Whatever the motives of Neologic Labs — and I’m guessing they have a pitch to investors that doesn’t rely upon the self-actualisation of smartphones, nor on the profits to be turned from improving the quality of poetry — can we doubt that sooner or later this technology is going to be applied to improving the quality of government surveillance, escaping the literal to follow human prey down into the warrens of metaphor and allusion. It will start with terrorists, but that’s not where it will stop.
Imagine, just to begin with, China equipping its internet with a cybernetic real-time censor that can’t be fooled by symbolic language or references to obscure rock lyrics, which the software will be more familiar with than any fan. Protest movements will be extinguished before people are even aware that they were ever part of a movement.
A couple of weeks ago I signed a petition in support of a conference planned for 17-19 April at the University of Southampton, on “International Law and the State of Israel: Legitimacy, Responsibility and Exceptionalism” that had been threatened with cancellation because of pressure from the Board of Deputies of British Jews and the UK Zionist Federation; ubiquitous-parking enthusiast and Communities minister Eric Pickles also contributed his opinion. It seemed to me an obviously legitimate academic conference, on a subject of both academic and public interest. If the choice of speakers does not cover all possible opinions on the matter — my impression is that my own view would not really coincide with any of those represented, and the framing of the topic is too politically tendentious for my taste — well, that’s unfortunate, though I’d wait until after they’d spoken to comment on what they have to say, and then opponents are free to organise their own conference.
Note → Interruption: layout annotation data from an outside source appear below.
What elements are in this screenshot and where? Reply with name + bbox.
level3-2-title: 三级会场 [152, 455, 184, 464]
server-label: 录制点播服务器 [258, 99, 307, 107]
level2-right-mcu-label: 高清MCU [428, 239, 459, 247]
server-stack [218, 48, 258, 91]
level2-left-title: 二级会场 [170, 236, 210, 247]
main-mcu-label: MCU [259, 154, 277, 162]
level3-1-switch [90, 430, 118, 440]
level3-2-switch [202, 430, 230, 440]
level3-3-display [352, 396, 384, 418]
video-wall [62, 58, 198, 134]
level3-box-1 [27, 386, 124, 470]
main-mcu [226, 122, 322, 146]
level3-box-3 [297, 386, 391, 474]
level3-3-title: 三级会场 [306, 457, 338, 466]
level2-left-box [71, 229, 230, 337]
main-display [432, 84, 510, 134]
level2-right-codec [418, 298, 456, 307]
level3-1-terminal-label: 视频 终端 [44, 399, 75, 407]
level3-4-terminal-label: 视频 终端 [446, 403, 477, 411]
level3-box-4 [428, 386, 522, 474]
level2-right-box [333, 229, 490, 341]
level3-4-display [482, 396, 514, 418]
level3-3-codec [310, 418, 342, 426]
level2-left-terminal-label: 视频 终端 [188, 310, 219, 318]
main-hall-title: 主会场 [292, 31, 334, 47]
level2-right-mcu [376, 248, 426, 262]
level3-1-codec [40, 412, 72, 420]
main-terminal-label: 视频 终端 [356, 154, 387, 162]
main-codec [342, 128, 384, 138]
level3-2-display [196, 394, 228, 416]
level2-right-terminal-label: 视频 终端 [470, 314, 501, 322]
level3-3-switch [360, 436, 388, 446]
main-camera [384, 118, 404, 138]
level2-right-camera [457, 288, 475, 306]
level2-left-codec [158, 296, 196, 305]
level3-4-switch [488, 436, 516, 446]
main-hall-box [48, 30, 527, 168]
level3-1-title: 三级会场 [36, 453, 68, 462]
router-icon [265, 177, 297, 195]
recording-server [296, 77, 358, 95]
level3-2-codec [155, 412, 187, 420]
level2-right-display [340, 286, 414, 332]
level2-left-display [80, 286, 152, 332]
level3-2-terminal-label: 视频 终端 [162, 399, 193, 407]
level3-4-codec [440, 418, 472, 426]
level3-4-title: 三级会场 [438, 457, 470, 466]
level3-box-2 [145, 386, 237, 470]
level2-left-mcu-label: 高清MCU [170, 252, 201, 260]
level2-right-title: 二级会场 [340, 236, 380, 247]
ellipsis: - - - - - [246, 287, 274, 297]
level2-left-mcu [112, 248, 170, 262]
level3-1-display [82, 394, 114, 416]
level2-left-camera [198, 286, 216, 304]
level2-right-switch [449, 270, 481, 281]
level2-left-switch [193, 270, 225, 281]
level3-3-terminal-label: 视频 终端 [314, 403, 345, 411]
Now the university has decided to cancel the conference because of specious “health and safety” concerns: because protestors threatened violence, or because the university authorities consider them the protestors — or the conference organisers — inherently deranged. I recognised long ago that “health and safety” is the leading weasel word in the British bureaucratic vocabulary. Pretty much anything can be justified with it, and it sounds so much more decisive and incontrovertible than saying “I am worried that someone could get hurt” (or “someone could catch Ebola”).
This is a dangerous decision. As someone whose grandparents’ generation was forced out and/or murdered by brownshirt thugs who came to power in Germany and then most of Europe after applying the strategy of directed violence against opposing political and intellectual viewpoints, I am dismayed to see that Jewish organisations in the US (see, e.g., the Salaita affair) and UK have come to the conclusion that the main problem with the Third Reich was too much free speech. Never again!
This is a dangerous step. Either Southampton will make itself a pariah by this move, or it will make itself an example to other universities, who increasingly find that all that academic exchange-of-ideas mumbledy-goop just gets in the way of the free exchange of money and services with well-connected donors.